Я попробую сформулировать этот вопрос на французском форуме.


----------



## Q-cumber

Это устройство гораздо чаще называют "плоскогубцы".


----------



## palomnik

Maro, my best guess is that it comes from French _passe_ _à tige_. While it's not a standard French word, it does seem to fit the parameters of long stem pliers.

Maybe it was a French brand name; a handful of those broke into general use in Russian - witness the word карандаш.

*The discussion about карандаш** is moved to this thread.
Frank
Moderator EHL
*


----------



## Kolan

На французском форуме быстро сообразили, о чём может идти речь.

http://forum.wordreference.com/showthread.php?p=3229851#post3229851

Правильный исходный французский термин - это *passe-tige, пассъ-тижъ* (ход, проход, движение вдоль стержня, стебля, сердцевины), который означает инструмент для зачистки концов (изолированных) электрических проводов и, возможно, их сгибания и механического соединения, чему и могли служить пассатижи в своём оригинальном варианте. Сейчас это может быть универсальный ручной инструмент с большим разнообразием функций, из которых обработка концов проводов является первичной. 

Но, всё-таки, для бани он не годится. Отдадим должное поэту.


----------



## Maroseika

palomnik said:


> Maro, my best guess is that it comes from French _passe_ _à tige_. While it's not a standard French word, it does seem to fit the parameters of long stem pliers.


Palo, I really encountered this version but it seemed to me quite senseless technically - you can't _passe_ _à tige _with this instrument, and besides, one should await in the etymology of this word something indicating its universality, like we see in other languages.
By the way, are we talking about the same thing? Mine is here: http://www.mastercity.ru/cgi-bin/ml.cgi?test&34

By the way, if it is a brand name, how do you think it might be written in French?
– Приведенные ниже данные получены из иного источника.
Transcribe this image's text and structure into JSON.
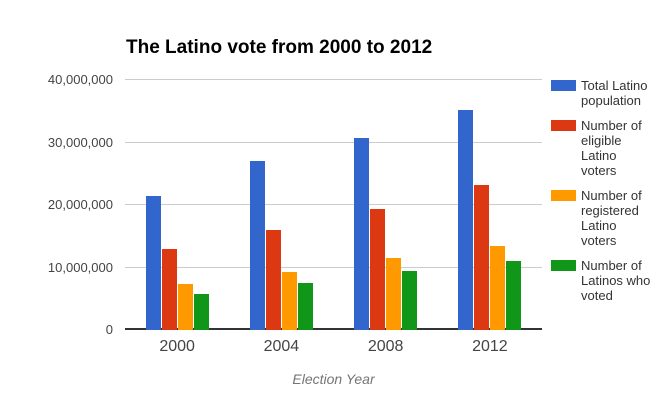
{
  "title": "The Latino vote from 2000 to 2012",
  "chart_data": {
    "type": "bar",
    "categories": [
      "2000",
      "2004",
      "2008",
      "2012"
    ],
    "series": [
      {
        "name": "Total Latino population",
        "color": "#3366CC",
        "values": [
          21500000,
          27100000,
          30800000,
          35200000
        ]
      },
      {
        "name": "Number of eligible Latino voters",
        "color": "#DC3912",
        "values": [
          13000000,
          16000000,
          19400000,
          23200000
        ]
      },
      {
        "name": "Number of registered Latino voters",
        "color": "#FF9900",
        "values": [
          7400000,
          9300000,
          11500000,
          13500000
        ]
      },
      {
        "name": "Number of Latinos who voted",
        "color": "#109618",
        "values": [
          5700000,
          7500000,
          9500000,
          11000000
        ]
      }
    ],
    "xlabel": "Election Year",
    "ylabel": "",
    "ylim": [
      0,
      40000000
    ],
    "ytick_interval": 10000000,
    "yticks": [
      "0",
      "10,000,000",
      "20,000,000",
      "30,000,000",
      "40,000,000"
    ],
    "grid": true,
    "legend_position": "right"
  },
  "colors": {
    "background": "#ffffff",
    "gridline": "#cccccc",
    "axis_line": "#333333",
    "ytick_label": "#444444",
    "xtick_label": "#444444",
    "axis_title": "#757575",
    "title_text": "#000000",
    "legend_text": "#333333"
  }
}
Passatige?

*The discussion about карандаш** is moved to this thread.
Frank
Moderator EHL
*


----------



## palomnik

As for whether _пассатижи _comes from a French trade name, it was just a stab in the dark.  I see that you've gotten responses from various individuals who are a good deal more familiar with French than I am.  _A tige _would seem to indicate to me something with a long stem or nose, like needle nosed pliers in English.
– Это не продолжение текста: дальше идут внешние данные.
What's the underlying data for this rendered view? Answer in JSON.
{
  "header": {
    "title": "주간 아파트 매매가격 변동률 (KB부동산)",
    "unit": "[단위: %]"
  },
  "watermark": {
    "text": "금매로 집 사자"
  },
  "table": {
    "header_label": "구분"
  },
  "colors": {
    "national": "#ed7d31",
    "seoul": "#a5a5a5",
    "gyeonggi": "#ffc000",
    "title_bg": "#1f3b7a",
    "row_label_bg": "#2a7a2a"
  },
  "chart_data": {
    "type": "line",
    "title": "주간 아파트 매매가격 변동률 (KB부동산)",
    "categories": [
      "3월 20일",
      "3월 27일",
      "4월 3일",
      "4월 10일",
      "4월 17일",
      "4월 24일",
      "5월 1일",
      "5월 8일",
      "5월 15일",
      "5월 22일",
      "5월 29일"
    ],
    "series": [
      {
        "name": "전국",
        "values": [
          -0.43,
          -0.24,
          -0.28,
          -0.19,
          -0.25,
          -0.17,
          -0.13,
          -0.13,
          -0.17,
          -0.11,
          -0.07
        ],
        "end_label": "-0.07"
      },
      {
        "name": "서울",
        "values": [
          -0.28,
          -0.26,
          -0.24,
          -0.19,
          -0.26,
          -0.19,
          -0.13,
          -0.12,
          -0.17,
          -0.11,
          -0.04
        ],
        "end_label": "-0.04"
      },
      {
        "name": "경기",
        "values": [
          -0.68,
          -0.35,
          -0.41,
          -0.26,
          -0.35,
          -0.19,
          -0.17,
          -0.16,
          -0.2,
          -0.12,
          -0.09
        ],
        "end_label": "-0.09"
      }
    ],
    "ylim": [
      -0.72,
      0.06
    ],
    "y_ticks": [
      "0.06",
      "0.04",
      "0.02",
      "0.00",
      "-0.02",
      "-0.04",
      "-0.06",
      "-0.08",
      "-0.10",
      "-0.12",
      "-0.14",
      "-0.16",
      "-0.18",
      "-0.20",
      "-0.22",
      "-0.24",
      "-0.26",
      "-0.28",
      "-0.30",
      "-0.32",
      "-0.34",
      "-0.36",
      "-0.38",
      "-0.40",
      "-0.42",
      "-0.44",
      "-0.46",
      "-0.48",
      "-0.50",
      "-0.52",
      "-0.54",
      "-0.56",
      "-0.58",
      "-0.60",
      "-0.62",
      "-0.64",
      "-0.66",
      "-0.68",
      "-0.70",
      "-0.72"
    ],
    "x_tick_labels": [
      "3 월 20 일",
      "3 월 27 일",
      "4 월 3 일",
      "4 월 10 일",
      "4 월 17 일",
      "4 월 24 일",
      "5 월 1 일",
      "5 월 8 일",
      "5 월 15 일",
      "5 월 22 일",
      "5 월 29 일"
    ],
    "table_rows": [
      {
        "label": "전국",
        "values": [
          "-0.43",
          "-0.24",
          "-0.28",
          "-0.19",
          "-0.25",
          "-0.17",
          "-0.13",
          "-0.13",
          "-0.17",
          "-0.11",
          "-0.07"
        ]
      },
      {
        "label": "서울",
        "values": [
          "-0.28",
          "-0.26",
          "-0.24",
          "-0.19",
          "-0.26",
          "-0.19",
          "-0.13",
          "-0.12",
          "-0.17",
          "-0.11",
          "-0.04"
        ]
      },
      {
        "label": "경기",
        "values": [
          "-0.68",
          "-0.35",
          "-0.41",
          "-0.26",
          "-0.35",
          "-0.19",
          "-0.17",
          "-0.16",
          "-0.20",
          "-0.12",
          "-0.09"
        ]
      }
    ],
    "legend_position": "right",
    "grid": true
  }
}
*The discussion about карандаш** is moved to this thread.
Frank
Moderator EHL*


----------



## Maroseika

Q-cumber said:


> Это устройство гораздо чаще называют "плоскогубцы".


Не совсем так. Плоскогубцы - основа пассатижей, но помимо этого последнии имеют ещё несколько функциональных элементов. Именно поэтому все иноязычные названия этого инструмента сводятся к "универсальному зажиму".


----------



## Maroseika

> На французском форуме быстро сообразили, о чём может идти речь.
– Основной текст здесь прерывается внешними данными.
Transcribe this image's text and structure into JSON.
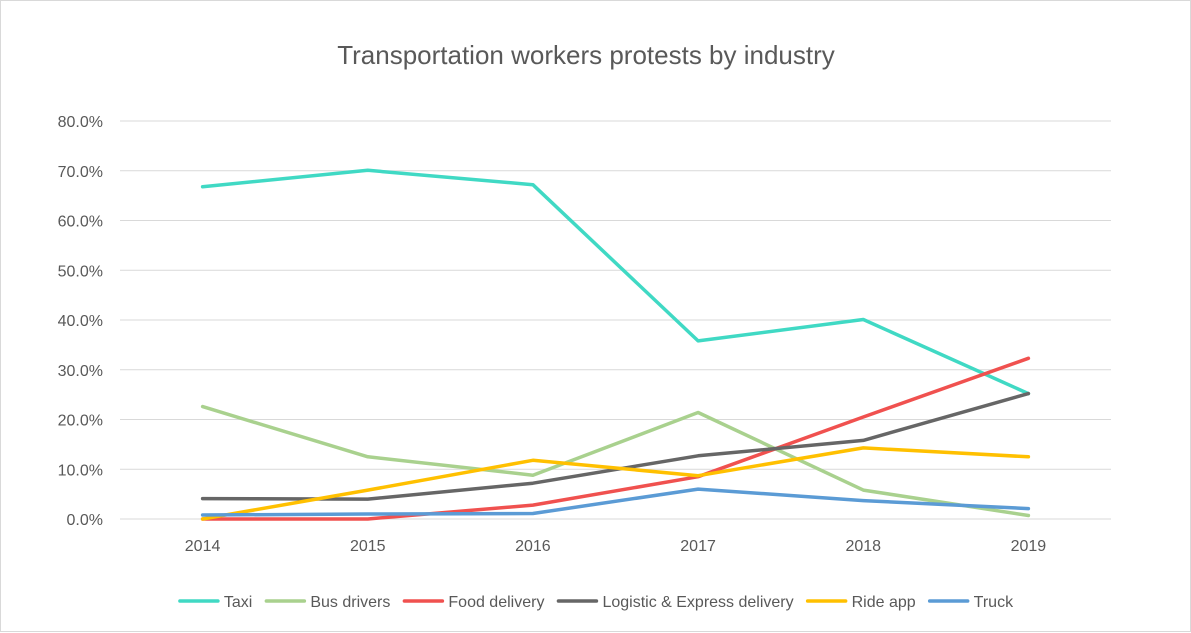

Что ж, похоже, так оно и есть. 
Спасибо за оперативную помощь.



Kolan said:


> Как, например, chantera pas, шантрапа, за которой стоит целый исторический анекдот.
> .


Надеюсь, про шантрапу вы пошутили, потому что к ФЯ она не имеет ни малейшего отношения (равно как бистро - к РЯ).
Фасмер возводит этого слово к с.-в.-нем. santrocke (обман) при чешском посредстве.


----------



## Maroseika

*The discussion about карандаш** is moved to this thread.
Frank
Moderator EHL*



> As for whether _пассатижи _comes from a French trade name, it was just a stab in the dark. I see that you've gotten responses from various individuals who are a good deal more familiar with French than I am. _A tige _would seem to indicate to me something with a long stem or nose, like needle nosed pliers in English.[/


Yes, it seems to me I've already got good reply: passe tige - instrument for clearing the cable ends.


----------



## Kolan

Maroseika said:


> Надеюсь, про шантрапу вы пошутили, потому что к ФЯ она не имеет ни малейшего отношения (равно как бистро - к РЯ).
> Фасмер возводит этого слово к с.-в.-нем. santrocke (обман) при чешском посредстве.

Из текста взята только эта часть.